İslam gibi istisnai yücelik ve açık farkla semavilik iddiasına sahip din mensupları da bu hakaretamiz söylemleri hak etmedikleri gerekçesiyle mevcut durumu anlama çabalarına ağırlık veriyor; buna karşılık “neler oluyor?” sorusuna verilebilecek cevaplarla derin ve güçlü bir mâkûliyet arama çabası da dinî olanı rasyonalize etme niyetinin bir parçası olarak öne çıkıyor. Artık iyice girift bir hal alan söz konusu duruma, dinin “içeriden” verilen cevapları kimseyi tatmin etmiyor, aksine “dışarıdan” gelebilecek açıklamalarla yetinmek daha çok rağbet görüyor.
Dindeki bu yeni durum, sosyal bilimlerde bir gerileme süreci olarak okunuyor. 80’lerde “dinî canlılık” şeklinde tanımlanan ve sürpriz bir gelişme havasında kaygı uyandıran bu hareketlilik, şimdilerde şaşırtıcı bir şekilde geri çekilme söylemiyle yer değiştirmiş gibi görünüyor.
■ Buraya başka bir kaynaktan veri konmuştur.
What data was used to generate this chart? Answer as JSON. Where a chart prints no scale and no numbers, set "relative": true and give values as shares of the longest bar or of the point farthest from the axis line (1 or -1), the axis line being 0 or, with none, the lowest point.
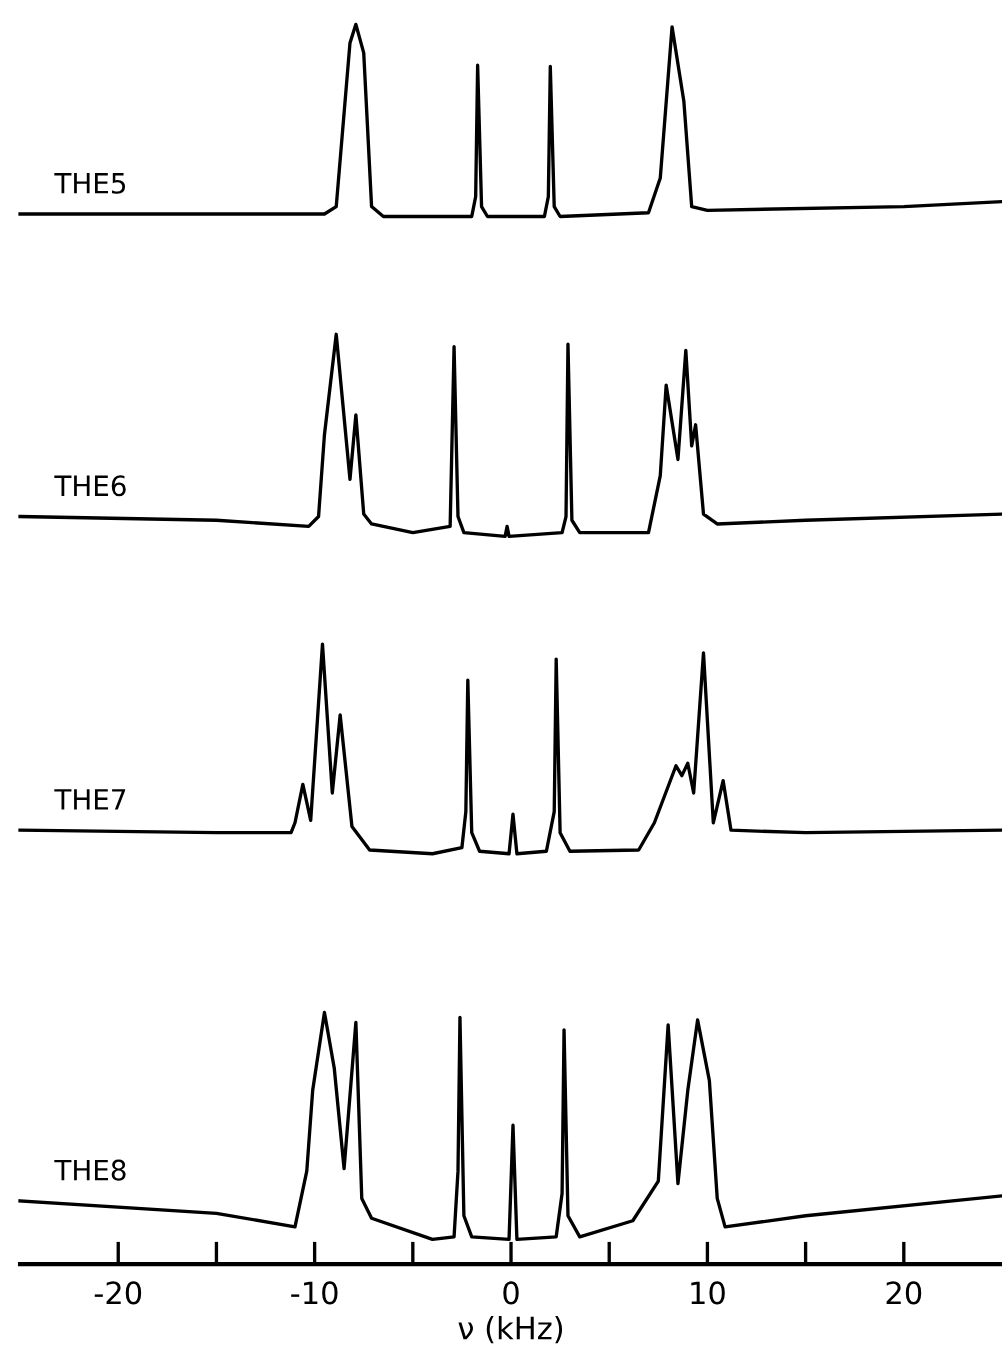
{
  "chart_data": {
    "type": "line",
    "relative": true,
    "xlim": [
      -25,
      25
    ],
    "xticks": [
      {
        "value": -20,
        "label": "-20"
      },
      {
        "value": -15,
        "label": null
      },
      {
        "value": -10,
        "label": "-10"
      },
      {
        "value": -5,
        "label": null
      },
      0,
      {
        "value": 5,
        "label": null
      },
      10,
      {
        "value": 15,
        "label": null
      },
      20
    ],
    "tick_labels": "x",
    "xlabel": "ν (kHz)",
    "series": [
      {
        "name": "THE5",
        "color": "#000000",
        "x": [
          -25,
          -15,
          -9.5,
          -8.9,
          -8.2,
          -7.9,
          -7.5,
          -7.1,
          -6.5,
          -2.0,
          -1.8,
          -1.7,
          -1.5,
          -1.2,
          1.7,
          1.9,
          2.0,
          2.2,
          2.5,
          7.0,
          7.6,
          8.2,
          8.8,
          9.2,
          10,
          20,
          25
        ],
        "values": [
          0.847,
          0.847,
          0.847,
          0.853,
          0.985,
          1.0,
          0.977,
          0.853,
          0.845,
          0.845,
          0.861,
          0.967,
          0.853,
          0.845,
          0.845,
          0.861,
          0.966,
          0.853,
          0.845,
          0.848,
          0.876,
          0.998,
          0.938,
          0.853,
          0.85,
          0.853,
          0.857
        ]
      },
      {
        "name": "THE6",
        "color": "#000000",
        "x": [
          -25,
          -15,
          -10.3,
          -9.8,
          -9.5,
          -8.9,
          -8.2,
          -7.9,
          -7.5,
          -7.1,
          -5,
          -3.1,
          -2.9,
          -2.7,
          -2.4,
          -0.3,
          -0.2,
          -0.1,
          2.6,
          2.8,
          2.9,
          3.1,
          3.5,
          7.0,
          7.6,
          7.9,
          8.5,
          8.9,
          9.2,
          9.4,
          9.8,
          10.5,
          15,
          25
        ],
        "values": [
          0.603,
          0.6,
          0.595,
          0.603,
          0.669,
          0.75,
          0.633,
          0.685,
          0.605,
          0.597,
          0.59,
          0.595,
          0.74,
          0.603,
          0.59,
          0.587,
          0.595,
          0.587,
          0.59,
          0.603,
          0.742,
          0.6,
          0.59,
          0.59,
          0.636,
          0.709,
          0.649,
          0.737,
          0.66,
          0.677,
          0.605,
          0.597,
          0.6,
          0.605
        ]
      },
      {
        "name": "THE7",
        "color": "#000000",
        "x": [
          -25,
          -15,
          -11.2,
          -11.0,
          -10.6,
          -10.2,
          -9.6,
          -9.1,
          -8.7,
          -8.1,
          -7.2,
          -4,
          -2.5,
          -2.3,
          -2.2,
          -2.0,
          -1.6,
          -0.1,
          0.1,
          0.3,
          1.8,
          2.2,
          2.3,
          2.5,
          3.0,
          6.5,
          7.3,
          8.4,
          8.7,
          9.0,
          9.3,
          9.8,
          10.3,
          10.8,
          11.2,
          15,
          25
        ],
        "values": [
          0.35,
          0.348,
          0.348,
          0.356,
          0.387,
          0.358,
          0.5,
          0.38,
          0.443,
          0.353,
          0.334,
          0.331,
          0.336,
          0.365,
          0.471,
          0.348,
          0.333,
          0.331,
          0.363,
          0.331,
          0.333,
          0.365,
          0.488,
          0.348,
          0.333,
          0.334,
          0.356,
          0.402,
          0.394,
          0.404,
          0.38,
          0.493,
          0.356,
          0.39,
          0.35,
          0.348,
          0.35
        ]
      },
      {
        "name": "THE8",
        "color": "#000000",
        "x": [
          -25,
          -15,
          -11,
          -10.4,
          -10.1,
          -9.5,
          -9.0,
          -8.5,
          -7.9,
          -7.6,
          -7.1,
          -4,
          -2.9,
          -2.7,
          -2.6,
          -2.4,
          -2.0,
          -0.1,
          0.1,
          0.3,
          2.3,
          2.6,
          2.7,
          2.9,
          3.5,
          6.2,
          7.5,
          8.0,
          8.5,
          9.0,
          9.5,
          10.1,
          10.5,
          10.9,
          15,
          25
        ],
        "values": [
          0.051,
          0.041,
          0.03,
          0.075,
          0.14,
          0.203,
          0.158,
          0.077,
          0.195,
          0.053,
          0.037,
          0.02,
          0.022,
          0.075,
          0.199,
          0.039,
          0.022,
          0.02,
          0.112,
          0.02,
          0.022,
          0.057,
          0.189,
          0.039,
          0.022,
          0.035,
          0.067,
          0.193,
          0.065,
          0.14,
          0.197,
          0.148,
          0.053,
          0.03,
          0.039,
          0.055
        ]
      }
    ]
  }
}
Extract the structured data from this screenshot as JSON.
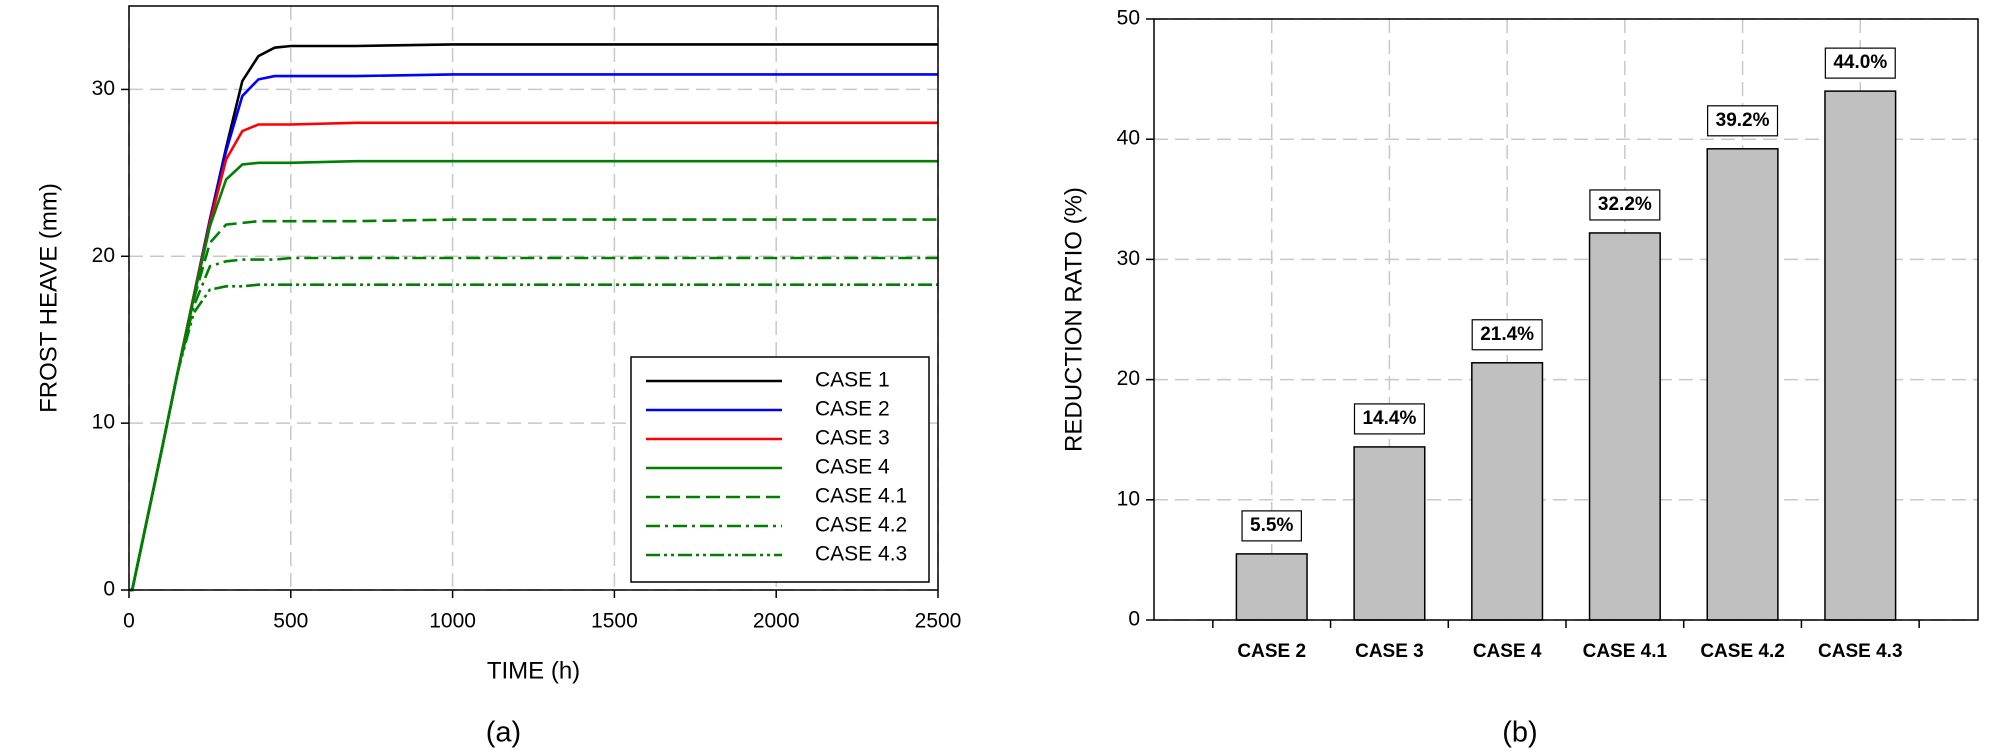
{
  "chart_data": [
    {
      "type": "line",
      "caption": "(a)",
      "x_label": "TIME (h)",
      "y_label": "FROST HEAVE (mm)",
      "x": [
        0,
        10,
        50,
        100,
        150,
        200,
        250,
        300,
        350,
        400,
        450,
        500,
        700,
        1000,
        1500,
        2000,
        2500
      ],
      "xlim": [
        0,
        2500
      ],
      "xticks": [
        0,
        500,
        1000,
        1500,
        2000,
        2500
      ],
      "ylim": [
        0,
        35
      ],
      "yticks": [
        0,
        10,
        20,
        30
      ],
      "grid": true,
      "legend": "lower right",
      "series": [
        {
          "name": "CASE 1",
          "color": "#000000",
          "linestyle": "solid",
          "values": [
            0,
            0,
            3.7,
            8.3,
            13.0,
            17.6,
            22.2,
            26.5,
            30.5,
            32.0,
            32.5,
            32.6,
            32.6,
            32.7,
            32.7,
            32.7,
            32.7
          ]
        },
        {
          "name": "CASE 2",
          "color": "#0000ff",
          "linestyle": "solid",
          "values": [
            0,
            0,
            3.7,
            8.3,
            13.0,
            17.6,
            22.2,
            26.3,
            29.6,
            30.6,
            30.8,
            30.8,
            30.8,
            30.9,
            30.9,
            30.9,
            30.9
          ]
        },
        {
          "name": "CASE 3",
          "color": "#ff0000",
          "linestyle": "solid",
          "values": [
            0,
            0,
            3.7,
            8.3,
            13.0,
            17.6,
            22.0,
            25.8,
            27.5,
            27.9,
            27.9,
            27.9,
            28.0,
            28.0,
            28.0,
            28.0,
            28.0
          ]
        },
        {
          "name": "CASE 4",
          "color": "#008000",
          "linestyle": "solid",
          "values": [
            0,
            0,
            3.7,
            8.3,
            13.0,
            17.5,
            21.8,
            24.6,
            25.5,
            25.6,
            25.6,
            25.6,
            25.7,
            25.7,
            25.7,
            25.7,
            25.7
          ]
        },
        {
          "name": "CASE 4.1",
          "color": "#008000",
          "linestyle": "dashed",
          "values": [
            0,
            0,
            3.7,
            8.3,
            13.0,
            17.4,
            20.8,
            21.9,
            22.0,
            22.1,
            22.1,
            22.1,
            22.1,
            22.2,
            22.2,
            22.2,
            22.2
          ]
        },
        {
          "name": "CASE 4.2",
          "color": "#008000",
          "linestyle": "dashdot",
          "values": [
            0,
            0,
            3.7,
            8.3,
            13.0,
            17.0,
            19.4,
            19.7,
            19.8,
            19.8,
            19.8,
            19.9,
            19.9,
            19.9,
            19.9,
            19.9,
            19.9
          ]
        },
        {
          "name": "CASE 4.3",
          "color": "#008000",
          "linestyle": "dashdotdot",
          "values": [
            0,
            0,
            3.7,
            8.3,
            13.0,
            16.6,
            18.0,
            18.2,
            18.2,
            18.3,
            18.3,
            18.3,
            18.3,
            18.3,
            18.3,
            18.3,
            18.3
          ]
        }
      ]
    },
    {
      "type": "bar",
      "caption": "(b)",
      "y_label": "REDUCTION RATIO (%)",
      "categories": [
        "CASE 2",
        "CASE 3",
        "CASE 4",
        "CASE 4.1",
        "CASE 4.2",
        "CASE 4.3"
      ],
      "values": [
        5.5,
        14.4,
        21.4,
        32.2,
        39.2,
        44.0
      ],
      "value_labels": [
        "5.5%",
        "14.4%",
        "21.4%",
        "32.2%",
        "39.2%",
        "44.0%"
      ],
      "color": "#c0c0c0",
      "ylim": [
        0,
        50
      ],
      "yticks": [
        0,
        10,
        20,
        30,
        40,
        50
      ],
      "grid": true
    }
  ]
}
Bu durum, kökleri en yakın nokta olarak Aydınlanma’ya kadar uzanan belli başlı din muarızlarında kontrolsüz bir sevinç havası yaratırken; inanç ve itikat sahibi pek çok dindar da bu iklimden rahatsızlığını ifade etmekle yetinmeksizin, mevcut durumun anlaşılması adına, çoğu sosyal bilimlerden gelebilecek çözüm önerilerine bel bağlamayı tercih ediyor. Konunun asıl ilgi çeken tarafı da bu tuhaf ve sıra dışı durumun anlaşılmasını mümkün kılacak bir çabanın, dinin aslî kaynaklarıyla değil modern analizlere odaklanarak aşma çabası olmasıdır.